For the sake of simplicity we can start Nixiesearch in a standalone mode, which bundles both searcher and indexer in a single process with a shared REST API.
docker run -it nixiesearch/nixiesearch:latest standalone --config /path/to/conf.yml
Note
Standalone mode is intended for small-scale local deployments and developer environments, not for a production use. If you plan to use Nixiesearch with real customer traffic, consider using a distributed deployment with S3-based storage.
Indexing REST API¶
Each Nixiesearch index has an _index
REST endpoint where you can HTTP PUT your documents to.
This endpoint expects a JSON payload in one of the following formats:
- JSON object: just a single document.
- JSON array of objects: a batch of documents.
- JSON-Line array of objects: also a batch of documents, but simpler wire format.
For example, writing a single document to an dev
index can be done with a cURL command:
curl -XPUT -d '{"title": "hello", "color": ["red"], "meta": {"sku":"a123"}}'\
http://localhost:8080/dev/_index
Warning
As Nixiesearch deliberately has no indexing queue, it asynchronously blocks the response till all the documents in the submitted batch were indexed. You should avoid doing HTTP PUT's with too large payloads and instead split them into smaller batches of 100-500 documents.
Note
To have proper back-pressure mechanism, prefer using a pull-based indexing with Apache Kafka or with offline file-based ingestion.

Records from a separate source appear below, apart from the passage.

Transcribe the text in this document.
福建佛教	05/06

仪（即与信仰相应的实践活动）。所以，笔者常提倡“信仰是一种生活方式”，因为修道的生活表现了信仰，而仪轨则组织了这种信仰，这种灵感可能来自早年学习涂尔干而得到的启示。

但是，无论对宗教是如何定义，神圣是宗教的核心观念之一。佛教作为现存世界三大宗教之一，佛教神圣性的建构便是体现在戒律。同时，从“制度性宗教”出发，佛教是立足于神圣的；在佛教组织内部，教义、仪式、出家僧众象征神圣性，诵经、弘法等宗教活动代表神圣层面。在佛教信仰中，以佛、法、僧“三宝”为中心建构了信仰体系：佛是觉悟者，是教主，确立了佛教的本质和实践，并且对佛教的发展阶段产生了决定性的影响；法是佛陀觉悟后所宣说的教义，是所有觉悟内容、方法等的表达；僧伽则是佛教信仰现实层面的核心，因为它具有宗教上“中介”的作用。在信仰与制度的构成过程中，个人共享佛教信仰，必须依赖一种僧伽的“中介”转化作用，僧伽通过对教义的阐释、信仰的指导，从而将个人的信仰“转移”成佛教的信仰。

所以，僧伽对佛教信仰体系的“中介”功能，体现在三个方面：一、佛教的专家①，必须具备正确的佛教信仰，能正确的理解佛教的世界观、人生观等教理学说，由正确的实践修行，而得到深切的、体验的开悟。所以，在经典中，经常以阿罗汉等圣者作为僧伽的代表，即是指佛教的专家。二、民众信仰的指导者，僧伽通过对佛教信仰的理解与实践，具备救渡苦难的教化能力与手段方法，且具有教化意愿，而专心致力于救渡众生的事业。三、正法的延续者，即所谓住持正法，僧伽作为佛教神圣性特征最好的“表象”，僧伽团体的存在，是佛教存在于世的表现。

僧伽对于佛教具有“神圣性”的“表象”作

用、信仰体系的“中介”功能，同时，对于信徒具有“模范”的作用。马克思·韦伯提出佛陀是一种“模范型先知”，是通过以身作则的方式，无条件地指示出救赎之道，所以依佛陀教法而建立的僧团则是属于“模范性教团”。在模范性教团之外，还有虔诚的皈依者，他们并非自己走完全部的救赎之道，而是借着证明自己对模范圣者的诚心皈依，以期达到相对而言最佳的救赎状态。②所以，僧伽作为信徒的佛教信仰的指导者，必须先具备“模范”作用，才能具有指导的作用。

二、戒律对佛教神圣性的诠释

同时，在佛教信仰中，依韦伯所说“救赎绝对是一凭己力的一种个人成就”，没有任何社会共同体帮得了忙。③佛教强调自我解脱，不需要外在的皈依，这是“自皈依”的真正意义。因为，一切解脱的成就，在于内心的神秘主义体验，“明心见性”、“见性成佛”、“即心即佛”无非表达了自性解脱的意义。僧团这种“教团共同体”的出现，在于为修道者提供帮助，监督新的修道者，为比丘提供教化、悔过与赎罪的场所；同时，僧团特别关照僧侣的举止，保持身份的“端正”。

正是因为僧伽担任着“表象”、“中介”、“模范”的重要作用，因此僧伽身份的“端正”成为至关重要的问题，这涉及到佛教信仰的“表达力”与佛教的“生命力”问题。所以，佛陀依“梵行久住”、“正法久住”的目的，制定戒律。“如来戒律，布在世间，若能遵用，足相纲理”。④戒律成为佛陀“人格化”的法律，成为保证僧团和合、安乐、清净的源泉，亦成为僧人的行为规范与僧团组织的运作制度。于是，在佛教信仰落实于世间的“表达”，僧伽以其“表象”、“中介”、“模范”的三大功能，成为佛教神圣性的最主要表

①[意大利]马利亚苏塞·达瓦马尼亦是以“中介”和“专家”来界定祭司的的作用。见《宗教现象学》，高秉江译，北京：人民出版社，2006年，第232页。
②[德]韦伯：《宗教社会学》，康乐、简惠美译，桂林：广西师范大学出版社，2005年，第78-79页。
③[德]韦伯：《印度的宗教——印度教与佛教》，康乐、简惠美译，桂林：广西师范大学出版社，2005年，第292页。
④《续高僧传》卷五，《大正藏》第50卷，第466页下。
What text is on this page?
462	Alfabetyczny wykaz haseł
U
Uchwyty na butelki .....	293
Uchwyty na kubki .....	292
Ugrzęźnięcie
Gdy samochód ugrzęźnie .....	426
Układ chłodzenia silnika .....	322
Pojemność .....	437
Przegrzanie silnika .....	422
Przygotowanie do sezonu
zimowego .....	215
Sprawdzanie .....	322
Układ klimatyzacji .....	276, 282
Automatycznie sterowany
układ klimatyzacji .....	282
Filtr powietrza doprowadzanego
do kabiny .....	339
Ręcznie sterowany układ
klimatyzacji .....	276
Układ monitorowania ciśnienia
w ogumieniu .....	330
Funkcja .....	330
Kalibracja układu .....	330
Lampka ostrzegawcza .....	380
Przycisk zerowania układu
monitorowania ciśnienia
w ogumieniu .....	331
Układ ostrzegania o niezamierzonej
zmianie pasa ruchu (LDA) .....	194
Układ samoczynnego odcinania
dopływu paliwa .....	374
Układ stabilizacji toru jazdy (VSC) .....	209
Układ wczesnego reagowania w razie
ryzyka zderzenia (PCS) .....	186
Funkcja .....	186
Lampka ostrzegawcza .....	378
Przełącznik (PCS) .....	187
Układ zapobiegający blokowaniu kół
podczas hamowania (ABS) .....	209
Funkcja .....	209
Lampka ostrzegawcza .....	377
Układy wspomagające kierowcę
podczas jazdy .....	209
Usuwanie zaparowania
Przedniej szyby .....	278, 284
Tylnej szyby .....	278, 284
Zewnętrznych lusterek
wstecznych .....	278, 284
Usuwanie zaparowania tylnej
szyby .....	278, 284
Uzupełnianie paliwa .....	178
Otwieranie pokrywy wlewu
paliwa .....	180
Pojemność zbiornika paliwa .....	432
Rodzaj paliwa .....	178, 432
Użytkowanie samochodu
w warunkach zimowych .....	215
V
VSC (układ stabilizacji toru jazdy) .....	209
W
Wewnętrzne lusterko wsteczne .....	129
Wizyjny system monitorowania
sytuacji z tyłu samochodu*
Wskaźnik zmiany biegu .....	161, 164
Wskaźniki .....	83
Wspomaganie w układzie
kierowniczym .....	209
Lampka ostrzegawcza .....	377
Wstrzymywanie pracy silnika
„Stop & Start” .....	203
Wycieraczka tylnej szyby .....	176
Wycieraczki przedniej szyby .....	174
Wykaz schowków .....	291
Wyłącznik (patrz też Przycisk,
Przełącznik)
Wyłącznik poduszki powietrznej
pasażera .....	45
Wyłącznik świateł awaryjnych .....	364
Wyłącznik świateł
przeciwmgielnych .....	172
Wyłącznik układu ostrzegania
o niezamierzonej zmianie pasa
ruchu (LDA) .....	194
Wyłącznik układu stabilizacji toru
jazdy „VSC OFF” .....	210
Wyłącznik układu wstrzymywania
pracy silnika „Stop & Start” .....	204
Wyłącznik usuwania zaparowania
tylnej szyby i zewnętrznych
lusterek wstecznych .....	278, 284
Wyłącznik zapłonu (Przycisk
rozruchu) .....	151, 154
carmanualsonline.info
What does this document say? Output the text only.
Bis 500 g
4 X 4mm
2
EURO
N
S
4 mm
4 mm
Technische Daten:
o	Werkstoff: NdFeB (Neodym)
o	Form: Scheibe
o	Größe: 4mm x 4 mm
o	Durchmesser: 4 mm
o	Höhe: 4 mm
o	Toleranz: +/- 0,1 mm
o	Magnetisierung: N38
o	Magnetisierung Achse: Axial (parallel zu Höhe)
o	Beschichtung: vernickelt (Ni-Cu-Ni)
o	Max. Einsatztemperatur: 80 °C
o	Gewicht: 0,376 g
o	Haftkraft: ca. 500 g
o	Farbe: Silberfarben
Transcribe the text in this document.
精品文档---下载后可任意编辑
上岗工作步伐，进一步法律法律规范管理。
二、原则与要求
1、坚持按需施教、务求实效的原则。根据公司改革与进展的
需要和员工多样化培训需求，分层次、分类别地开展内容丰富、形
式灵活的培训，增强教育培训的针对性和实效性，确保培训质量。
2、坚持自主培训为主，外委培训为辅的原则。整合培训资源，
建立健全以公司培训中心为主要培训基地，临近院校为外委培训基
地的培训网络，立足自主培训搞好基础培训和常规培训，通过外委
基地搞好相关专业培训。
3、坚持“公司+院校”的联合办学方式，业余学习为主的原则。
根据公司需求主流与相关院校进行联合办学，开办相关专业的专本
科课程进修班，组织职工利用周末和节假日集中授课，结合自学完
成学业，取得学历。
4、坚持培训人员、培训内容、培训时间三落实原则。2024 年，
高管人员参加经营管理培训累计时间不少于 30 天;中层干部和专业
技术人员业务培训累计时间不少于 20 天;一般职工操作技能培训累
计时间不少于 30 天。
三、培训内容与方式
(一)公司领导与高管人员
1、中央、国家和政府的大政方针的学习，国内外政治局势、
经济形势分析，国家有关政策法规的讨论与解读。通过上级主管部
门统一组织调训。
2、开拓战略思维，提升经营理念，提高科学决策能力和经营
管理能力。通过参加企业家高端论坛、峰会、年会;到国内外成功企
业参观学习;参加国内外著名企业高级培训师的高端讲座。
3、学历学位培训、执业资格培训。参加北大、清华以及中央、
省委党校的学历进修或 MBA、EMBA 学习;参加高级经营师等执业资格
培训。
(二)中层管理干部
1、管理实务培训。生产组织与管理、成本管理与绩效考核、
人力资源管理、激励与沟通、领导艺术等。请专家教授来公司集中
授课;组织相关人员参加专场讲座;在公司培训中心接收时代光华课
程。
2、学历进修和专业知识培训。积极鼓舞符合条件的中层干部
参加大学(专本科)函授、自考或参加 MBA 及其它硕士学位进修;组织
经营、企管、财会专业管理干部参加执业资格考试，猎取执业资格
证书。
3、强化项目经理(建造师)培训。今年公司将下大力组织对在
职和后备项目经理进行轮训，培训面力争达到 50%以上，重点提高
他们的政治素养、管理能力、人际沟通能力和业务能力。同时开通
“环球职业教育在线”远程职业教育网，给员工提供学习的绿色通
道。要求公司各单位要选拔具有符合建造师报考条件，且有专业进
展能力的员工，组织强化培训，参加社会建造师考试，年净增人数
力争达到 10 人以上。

Streaming document indexing¶
With pull-based streaming indexing supported natively, it becomes trivial to implement these typical scenarios:
- Batch full re-indexing: take all documents from a datasource and periodically re-build index from scratch.
- Distributed journal as a single source of truth: use Kafka compacted topics as a view over last versions of documents, with real-time updates.
- Large dataset import: import a complete set of documents from local/S3 files, maintaining optimal throughput and batching.
Nixiesearch supports Apache Kafka, AWS S3 (and also compatible object stores) and local files as a source of documents for indexing.
If you have your dataset in a JSON file, instead of making HTTP PUT with very large payload using REST API, you can invoke a nixiesearch index
sub-command to perform streaming indexing in a separate process:
docker run -i -t -v <your-local-dir>:/data nixiesearch/nixiesearch:latest index file\
--config /data/conf.yml --index <index name> --url file:///data/docs.json
Where <your-local-dir>
is a directory containing the conf.yml
config file and a docs.json
with documents for indexing. See index CLI reference and Supported URL formats for more details.